Depuis que des termes tels que "fake news" et "contrôler le récit" se sont largement répandus en cette époque Trump, la pertinence et l’importance du Modèle de propagande deviennent évidentes dans le discours public actuel et la marchandisation incontrôlée.

Étant donné que les annonceurs sont l’une des principales menaces à la vie privée, il n’est pas surprenant que les partenaires de Facebook soient très contestables.

Les citoyens qui sont assez téméraires pour rejeter le discours dominant officiellement approuvé sur Facebook sont les premiers à observer la façon dont leurs propres interactions en ligne sont activement remaniées (ou filtrées) par les contrôleurs des médias et les propagandistes. Quoi qu’ils fassent cependant, ceux qui ont le pouvoir de filtrer les contenus des médias ne peuvent pas contrôler à cent pour cent la perception d’un nombre croissant de participants qui critiquent courageusement les mythes du courant dominant sur les plateformes de réseaux sociaux comme Facebook.

Les filtres hypothétiques que Herman et Chomsky décrivent dans leur livre mettent en effet en évidence ces mécanismes réels de contrôle.

Concernant la production, le flux et le contrôle de l’information, Facebook est le propriétaire (premier filtre) et vend aux annonceurs (deuxième filtre) le contenu que ses participants génèrent et avec lequel ils interagissent. Comme le rapporte BuzzFeed, Facebook exploite gratuitement les données personnelles des utilisateurs. Au-delà de son "partenariat" avec divers titans de la propagande, il siège désormais au Conseil de l’Atlantique [L’Atlantic Council est un think tank américain spécialisé dans les relations internationales.
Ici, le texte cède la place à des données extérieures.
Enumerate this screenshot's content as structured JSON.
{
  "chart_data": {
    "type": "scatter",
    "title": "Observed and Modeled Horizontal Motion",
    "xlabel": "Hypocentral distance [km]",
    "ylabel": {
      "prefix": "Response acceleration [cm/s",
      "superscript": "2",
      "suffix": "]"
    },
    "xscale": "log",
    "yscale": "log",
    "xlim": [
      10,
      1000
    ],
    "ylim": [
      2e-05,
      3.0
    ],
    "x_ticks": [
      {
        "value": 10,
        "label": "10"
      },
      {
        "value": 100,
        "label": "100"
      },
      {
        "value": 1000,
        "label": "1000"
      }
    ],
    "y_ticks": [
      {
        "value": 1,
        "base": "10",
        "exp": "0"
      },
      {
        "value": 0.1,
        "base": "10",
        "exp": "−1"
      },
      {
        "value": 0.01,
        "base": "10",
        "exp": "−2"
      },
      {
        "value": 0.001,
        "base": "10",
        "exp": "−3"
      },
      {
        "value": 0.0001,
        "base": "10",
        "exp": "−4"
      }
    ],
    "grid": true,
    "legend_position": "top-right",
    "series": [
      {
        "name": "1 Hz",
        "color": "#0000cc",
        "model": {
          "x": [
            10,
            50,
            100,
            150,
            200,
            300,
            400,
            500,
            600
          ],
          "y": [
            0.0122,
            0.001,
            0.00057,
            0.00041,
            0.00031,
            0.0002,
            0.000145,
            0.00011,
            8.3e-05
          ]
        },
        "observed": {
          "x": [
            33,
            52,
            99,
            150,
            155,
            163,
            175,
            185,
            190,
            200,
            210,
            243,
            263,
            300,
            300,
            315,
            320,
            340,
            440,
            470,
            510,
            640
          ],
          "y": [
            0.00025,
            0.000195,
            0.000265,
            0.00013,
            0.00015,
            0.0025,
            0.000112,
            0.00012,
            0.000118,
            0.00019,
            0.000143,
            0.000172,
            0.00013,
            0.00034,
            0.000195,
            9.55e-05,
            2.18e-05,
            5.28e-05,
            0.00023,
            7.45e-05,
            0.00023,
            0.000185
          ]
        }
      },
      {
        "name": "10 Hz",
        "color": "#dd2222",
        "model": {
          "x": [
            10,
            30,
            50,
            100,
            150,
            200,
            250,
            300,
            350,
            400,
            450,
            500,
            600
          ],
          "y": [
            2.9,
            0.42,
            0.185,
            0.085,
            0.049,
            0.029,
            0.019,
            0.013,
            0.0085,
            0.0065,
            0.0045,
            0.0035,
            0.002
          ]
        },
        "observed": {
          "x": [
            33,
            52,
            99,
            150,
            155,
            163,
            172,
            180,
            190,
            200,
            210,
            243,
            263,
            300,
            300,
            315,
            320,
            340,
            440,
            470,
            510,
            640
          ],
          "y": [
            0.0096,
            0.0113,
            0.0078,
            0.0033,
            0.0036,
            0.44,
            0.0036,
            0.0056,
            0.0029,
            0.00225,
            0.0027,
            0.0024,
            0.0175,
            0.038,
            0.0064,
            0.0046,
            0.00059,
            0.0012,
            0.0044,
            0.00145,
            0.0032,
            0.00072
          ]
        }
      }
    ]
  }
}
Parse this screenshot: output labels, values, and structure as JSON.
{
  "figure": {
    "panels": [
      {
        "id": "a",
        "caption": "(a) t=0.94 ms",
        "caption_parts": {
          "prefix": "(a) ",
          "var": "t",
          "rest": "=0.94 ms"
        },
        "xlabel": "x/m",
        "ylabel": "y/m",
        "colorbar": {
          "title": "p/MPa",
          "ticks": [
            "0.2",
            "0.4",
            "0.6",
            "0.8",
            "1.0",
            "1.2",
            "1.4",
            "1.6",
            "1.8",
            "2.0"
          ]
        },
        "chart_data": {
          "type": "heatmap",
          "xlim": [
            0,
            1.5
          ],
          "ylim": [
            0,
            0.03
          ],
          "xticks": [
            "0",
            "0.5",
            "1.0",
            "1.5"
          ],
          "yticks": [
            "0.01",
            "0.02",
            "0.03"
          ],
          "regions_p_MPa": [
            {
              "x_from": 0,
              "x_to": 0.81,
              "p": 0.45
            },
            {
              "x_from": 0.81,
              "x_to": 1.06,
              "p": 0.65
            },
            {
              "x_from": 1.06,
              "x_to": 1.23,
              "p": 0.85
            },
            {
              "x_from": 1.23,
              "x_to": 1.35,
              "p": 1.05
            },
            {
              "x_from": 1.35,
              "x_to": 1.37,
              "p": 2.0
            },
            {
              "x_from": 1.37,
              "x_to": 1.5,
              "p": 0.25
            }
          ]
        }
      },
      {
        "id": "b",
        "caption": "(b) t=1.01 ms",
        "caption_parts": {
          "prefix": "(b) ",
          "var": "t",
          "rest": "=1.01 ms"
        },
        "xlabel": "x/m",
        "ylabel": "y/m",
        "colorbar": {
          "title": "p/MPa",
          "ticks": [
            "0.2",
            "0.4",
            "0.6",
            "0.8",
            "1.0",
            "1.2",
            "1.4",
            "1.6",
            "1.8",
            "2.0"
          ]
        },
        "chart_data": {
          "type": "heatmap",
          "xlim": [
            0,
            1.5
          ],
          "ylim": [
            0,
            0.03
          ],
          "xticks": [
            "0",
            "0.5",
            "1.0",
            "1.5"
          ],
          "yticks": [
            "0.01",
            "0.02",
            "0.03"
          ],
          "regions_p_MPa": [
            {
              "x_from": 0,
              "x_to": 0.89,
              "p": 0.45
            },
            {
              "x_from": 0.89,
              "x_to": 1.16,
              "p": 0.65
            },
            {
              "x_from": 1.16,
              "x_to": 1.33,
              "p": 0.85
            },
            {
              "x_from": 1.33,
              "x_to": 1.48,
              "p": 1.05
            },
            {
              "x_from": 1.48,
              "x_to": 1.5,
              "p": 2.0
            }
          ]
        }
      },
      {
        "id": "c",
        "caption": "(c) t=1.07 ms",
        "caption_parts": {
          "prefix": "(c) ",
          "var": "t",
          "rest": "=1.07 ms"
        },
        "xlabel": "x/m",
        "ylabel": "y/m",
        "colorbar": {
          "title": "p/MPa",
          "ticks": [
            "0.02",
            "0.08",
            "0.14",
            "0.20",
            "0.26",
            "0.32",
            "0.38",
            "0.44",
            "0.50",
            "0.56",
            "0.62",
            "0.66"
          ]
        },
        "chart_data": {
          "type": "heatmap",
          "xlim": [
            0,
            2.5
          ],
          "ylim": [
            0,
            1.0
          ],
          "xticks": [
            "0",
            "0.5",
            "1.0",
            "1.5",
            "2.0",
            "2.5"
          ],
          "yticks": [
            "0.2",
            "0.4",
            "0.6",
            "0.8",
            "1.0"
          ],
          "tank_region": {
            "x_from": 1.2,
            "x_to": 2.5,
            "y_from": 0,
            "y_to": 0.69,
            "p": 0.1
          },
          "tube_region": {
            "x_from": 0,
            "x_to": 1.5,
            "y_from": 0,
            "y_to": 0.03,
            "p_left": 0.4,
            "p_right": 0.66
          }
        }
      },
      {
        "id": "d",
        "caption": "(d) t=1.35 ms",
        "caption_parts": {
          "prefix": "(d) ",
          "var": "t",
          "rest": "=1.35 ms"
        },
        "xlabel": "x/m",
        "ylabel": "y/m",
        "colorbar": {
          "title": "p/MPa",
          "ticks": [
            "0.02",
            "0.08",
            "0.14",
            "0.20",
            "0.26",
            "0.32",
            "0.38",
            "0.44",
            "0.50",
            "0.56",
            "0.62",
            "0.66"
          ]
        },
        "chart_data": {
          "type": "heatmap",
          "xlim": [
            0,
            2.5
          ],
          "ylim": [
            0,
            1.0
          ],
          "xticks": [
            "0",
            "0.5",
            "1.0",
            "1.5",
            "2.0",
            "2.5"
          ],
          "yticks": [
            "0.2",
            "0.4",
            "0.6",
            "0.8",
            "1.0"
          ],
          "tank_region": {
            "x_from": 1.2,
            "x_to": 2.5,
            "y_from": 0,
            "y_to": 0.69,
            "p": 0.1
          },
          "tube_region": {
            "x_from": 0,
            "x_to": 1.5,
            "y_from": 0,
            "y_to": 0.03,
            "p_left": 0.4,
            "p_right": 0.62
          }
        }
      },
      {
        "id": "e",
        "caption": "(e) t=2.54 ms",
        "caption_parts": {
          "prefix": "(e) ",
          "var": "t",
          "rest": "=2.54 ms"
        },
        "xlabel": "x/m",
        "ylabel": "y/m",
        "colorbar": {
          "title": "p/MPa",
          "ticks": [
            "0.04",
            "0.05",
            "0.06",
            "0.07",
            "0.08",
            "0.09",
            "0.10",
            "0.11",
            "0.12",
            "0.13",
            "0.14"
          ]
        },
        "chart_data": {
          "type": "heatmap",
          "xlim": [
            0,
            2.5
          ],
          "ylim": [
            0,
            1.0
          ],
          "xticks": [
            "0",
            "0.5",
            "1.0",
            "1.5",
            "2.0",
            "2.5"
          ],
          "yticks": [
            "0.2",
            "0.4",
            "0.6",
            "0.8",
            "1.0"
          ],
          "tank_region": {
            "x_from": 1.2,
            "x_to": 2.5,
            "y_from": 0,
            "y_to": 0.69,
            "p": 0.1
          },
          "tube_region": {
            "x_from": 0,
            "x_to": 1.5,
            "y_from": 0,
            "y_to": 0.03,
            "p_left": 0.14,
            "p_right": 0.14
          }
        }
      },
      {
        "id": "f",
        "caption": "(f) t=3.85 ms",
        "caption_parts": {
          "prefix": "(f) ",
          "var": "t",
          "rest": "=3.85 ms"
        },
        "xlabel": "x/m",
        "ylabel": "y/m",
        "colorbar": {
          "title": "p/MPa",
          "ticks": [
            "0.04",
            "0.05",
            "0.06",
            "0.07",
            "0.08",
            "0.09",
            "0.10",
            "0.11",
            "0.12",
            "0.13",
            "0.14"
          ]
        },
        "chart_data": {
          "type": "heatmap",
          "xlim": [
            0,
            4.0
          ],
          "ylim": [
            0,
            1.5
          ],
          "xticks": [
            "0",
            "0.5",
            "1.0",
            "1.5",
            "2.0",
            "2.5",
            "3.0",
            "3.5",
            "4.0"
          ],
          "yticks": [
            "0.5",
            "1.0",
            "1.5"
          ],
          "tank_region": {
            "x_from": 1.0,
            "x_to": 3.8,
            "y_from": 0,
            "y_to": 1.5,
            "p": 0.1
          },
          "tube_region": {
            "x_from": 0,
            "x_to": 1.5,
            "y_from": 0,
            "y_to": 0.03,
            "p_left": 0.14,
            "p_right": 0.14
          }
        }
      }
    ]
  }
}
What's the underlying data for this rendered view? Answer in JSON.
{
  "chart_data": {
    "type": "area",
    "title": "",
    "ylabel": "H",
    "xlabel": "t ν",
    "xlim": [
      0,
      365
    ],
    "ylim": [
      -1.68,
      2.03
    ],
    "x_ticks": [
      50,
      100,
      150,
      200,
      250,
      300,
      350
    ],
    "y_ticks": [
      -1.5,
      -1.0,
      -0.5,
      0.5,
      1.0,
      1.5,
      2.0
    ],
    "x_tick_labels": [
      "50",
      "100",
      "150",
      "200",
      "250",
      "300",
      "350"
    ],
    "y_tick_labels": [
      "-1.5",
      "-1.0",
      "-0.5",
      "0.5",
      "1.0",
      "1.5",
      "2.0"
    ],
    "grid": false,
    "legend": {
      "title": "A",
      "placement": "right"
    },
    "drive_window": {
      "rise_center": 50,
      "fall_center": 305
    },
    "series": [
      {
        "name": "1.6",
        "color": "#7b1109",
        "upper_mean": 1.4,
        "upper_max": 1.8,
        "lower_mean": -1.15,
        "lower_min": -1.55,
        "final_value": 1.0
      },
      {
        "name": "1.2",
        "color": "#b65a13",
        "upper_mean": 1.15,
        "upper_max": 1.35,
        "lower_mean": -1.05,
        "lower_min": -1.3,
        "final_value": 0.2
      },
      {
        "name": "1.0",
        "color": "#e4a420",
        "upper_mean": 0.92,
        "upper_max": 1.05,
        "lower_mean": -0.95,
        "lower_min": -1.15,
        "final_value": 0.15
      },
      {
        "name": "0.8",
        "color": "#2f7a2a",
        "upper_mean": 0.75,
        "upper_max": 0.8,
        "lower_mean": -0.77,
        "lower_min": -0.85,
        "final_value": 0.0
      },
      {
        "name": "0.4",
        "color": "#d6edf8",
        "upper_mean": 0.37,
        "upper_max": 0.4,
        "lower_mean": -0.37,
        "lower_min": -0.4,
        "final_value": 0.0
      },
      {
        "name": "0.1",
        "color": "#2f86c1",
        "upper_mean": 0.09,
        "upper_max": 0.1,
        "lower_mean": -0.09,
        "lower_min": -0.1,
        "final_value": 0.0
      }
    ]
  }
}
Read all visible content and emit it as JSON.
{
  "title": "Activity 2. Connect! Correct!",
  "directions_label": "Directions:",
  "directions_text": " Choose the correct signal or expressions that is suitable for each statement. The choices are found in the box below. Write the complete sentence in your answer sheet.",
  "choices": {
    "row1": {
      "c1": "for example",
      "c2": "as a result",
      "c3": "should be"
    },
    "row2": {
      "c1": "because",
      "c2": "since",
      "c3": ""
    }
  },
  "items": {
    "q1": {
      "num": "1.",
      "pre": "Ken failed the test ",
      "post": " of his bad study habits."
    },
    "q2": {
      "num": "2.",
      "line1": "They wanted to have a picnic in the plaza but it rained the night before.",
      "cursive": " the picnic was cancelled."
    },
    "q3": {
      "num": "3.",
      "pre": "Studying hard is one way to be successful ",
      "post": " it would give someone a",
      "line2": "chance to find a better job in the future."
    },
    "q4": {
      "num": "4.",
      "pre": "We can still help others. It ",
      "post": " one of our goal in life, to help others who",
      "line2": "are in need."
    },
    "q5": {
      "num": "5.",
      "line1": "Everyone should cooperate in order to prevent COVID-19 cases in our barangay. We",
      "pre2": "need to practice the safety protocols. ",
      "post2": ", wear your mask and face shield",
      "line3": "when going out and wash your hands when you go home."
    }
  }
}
Il constitue un forum pour des leaders internationaux dans les domaines politiques, d’affaires et intellectuels, NdT], ce qui démontre la nécessité du troisième filtre : Facebook a été "entraîné dans une relation symbiotique avec de puissantes sources d’information par nécessité économique et réciprocité d’intérêts". Réfrénez votre envie urgente d’une autre dose de dopamine et grattez le vernis séduisant de l’interface de la plateforme pour découvrir la réalité sur l’autre étrange partenariat de Facebook avec ses tout derniers " vérificateurs de fake news ", comme par exemple le site web de droite The Daily Caller financé, par Koch.

Facebook prévoit en outre "de capturer des données sur tout le monde, que vous utilisiez Facebook ou pas". La direction de Facebook est également la machine à critiques intégrée au système (quatrième filtre) - une sorte de flic de la plate forme qui discipline les utilisateurs et les médias alternatifs qui ne se soumettraient pas aux algorithmes destinés à filtrer les opinions divergentes.

En tant que commentatrice des nouvelles technologies et de leurs utilisations, Kim Komando, dans sa brève description des efforts de Facebook, a analysé chacun des filtres du Modèle de propagande. Peut-être en raison des origines surprenantes de ses sources de financement occultes, Facebook reste ouvert à des arrangements saisissants avec nombre d’agences gouvernementales et services de renseignements non gouvernementaux, qui souhaitent eux aussi passer au crible les contenus et autres données personnelles pour une surveillance pseudo-officielle du discours public visant à déceler d’éventuelles menaces idéologiques contre son système (cinquième filtre).

L’information peut éclairer et démocratiser. Elle peut tout aussi bien emprisonner et entraver les intérêts du bien commun.

Compte tenu des forces économiques exercées par les flux de financement de la stratégie de socialisation Facebook, les participants qui interagissent dans ces paysages servent à la fois de producteurs et de produits.

Étant donné que la volonté des annonceurs de traquer toutes les activités sur la toile représente l’une des principales menaces à la vie privée, il n’est pas surprenant que les partenaires de Facebook soient très contestables.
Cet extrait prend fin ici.